The 22″ Class Light ride weighed 2,800 grams. It had some flex, but it’s firmer than the crashes. It felt somewhere between a light- and medium-weight cymbal. It also had softer hammer marks than those found on the crashes. Its sound was a blend of shimmery, balanced sustain with clean, medium-pitched stick articulation and a bright- and pure-sounding bell. Aside from some extreme playing situations that require maximum cut and clarity, this 22″ Class Light ride fell right in line with the other cymbals, providing a great all-purpose tone with an even balance of high-end sheen and midrange warmth that would serve well in most live and studio situations.
The Vibra series is a newer lineup from UFIP designed to offer more modern sounds without straying too far from the smooth, musical tones that are the company’s trademark. The models we received for review were the 15″ hi-hats, 19″ and 21″ crashes, and a 22″ ride. These cymbals are more deeply hammered than the Class series. They feature a brilliant-finish bell and 1″ outer ring and a traditional-finish bow.
The 15″ Vibra hi-hats are a bit heavier than the Class models; they weighed 1,200 grams/1,412 grams. The top cymbal didn’t have as much flex as the Class version, and the hammering employed on the Vibra series is less pronounced. Vibra hi-hats are designed to be powerful and dynamic. The 15″ pair we reviewed had a clean, crisp attack and a low pitch that keep them from sounding overly bright. The open tone was throaty but controlled, and the foot chick was articulate and quick.

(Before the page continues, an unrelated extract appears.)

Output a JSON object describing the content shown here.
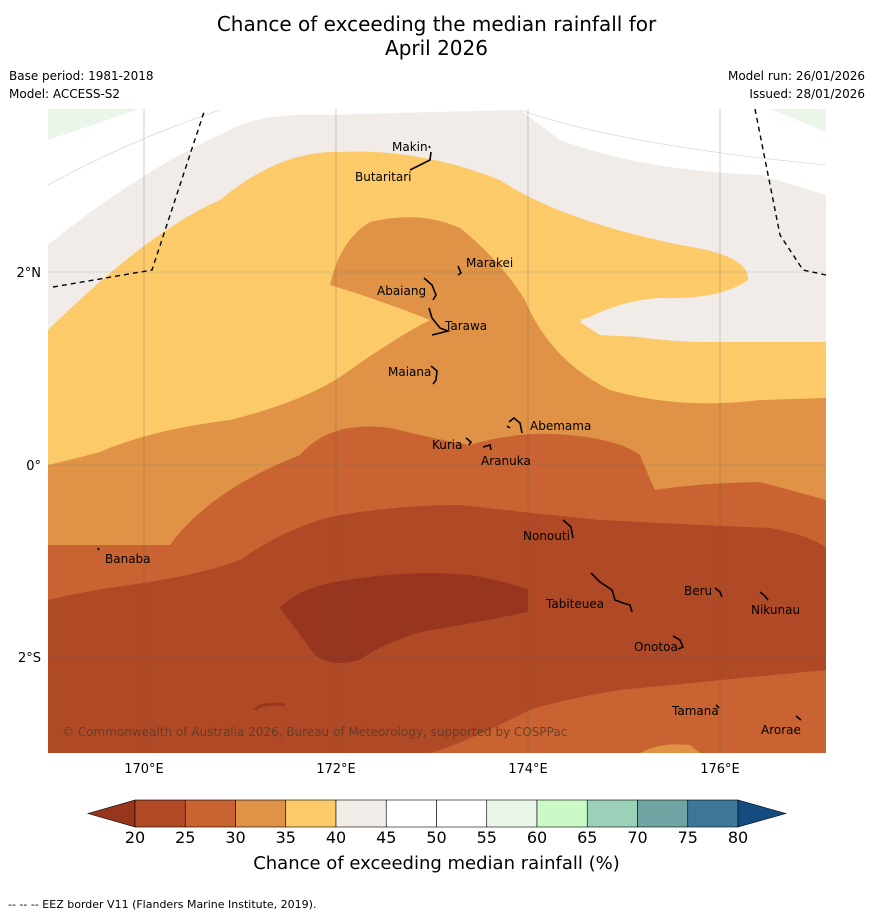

The 19″ and 21″ Vibra crashes were medium-thin (1,558 grams and 2,010 grams) and had deeper and wider hammer marks, which help to give the cymbals a more explosive attack and a slightly trashy sustain. The 21″ crash had a huge voice with a slightly slower attack, while the 19″ hit faster and had a brighter and more general-purpose tone. Both Vibra crashes had a nice balance of high, medium, and low overtones plus a touch of the grit and complexity that many drummers favor these days. The Vibra crashes were my favorite models of the batch. They recorded beautifully and packed plenty of punch for live playing while remaining highly musical in the studio.
The 22″ Vibra ride weighed 2,830 grams, which is just slightly heavier than the Class model. This ride had some flex, so it had some crash potential and an even wash. The pitch of the Vibra ride is very close to that of the Class, but the Vibra sounded a touch deeper, most likely due to the extra-wide hammering that’s employed on this series. The stick sound of the Vibra ride was clear and articulate without being overly pingy, and its sustain was warm and pure. The bell had a deep and powerful voice. The Vibra ride had a bit more shimmer than the Class, which made it a little more versatile and musical to my ears. If clean, vibrant cymbal sounds are what you’re after, UFIP delivers with its classic Class and new, modern Vibra series.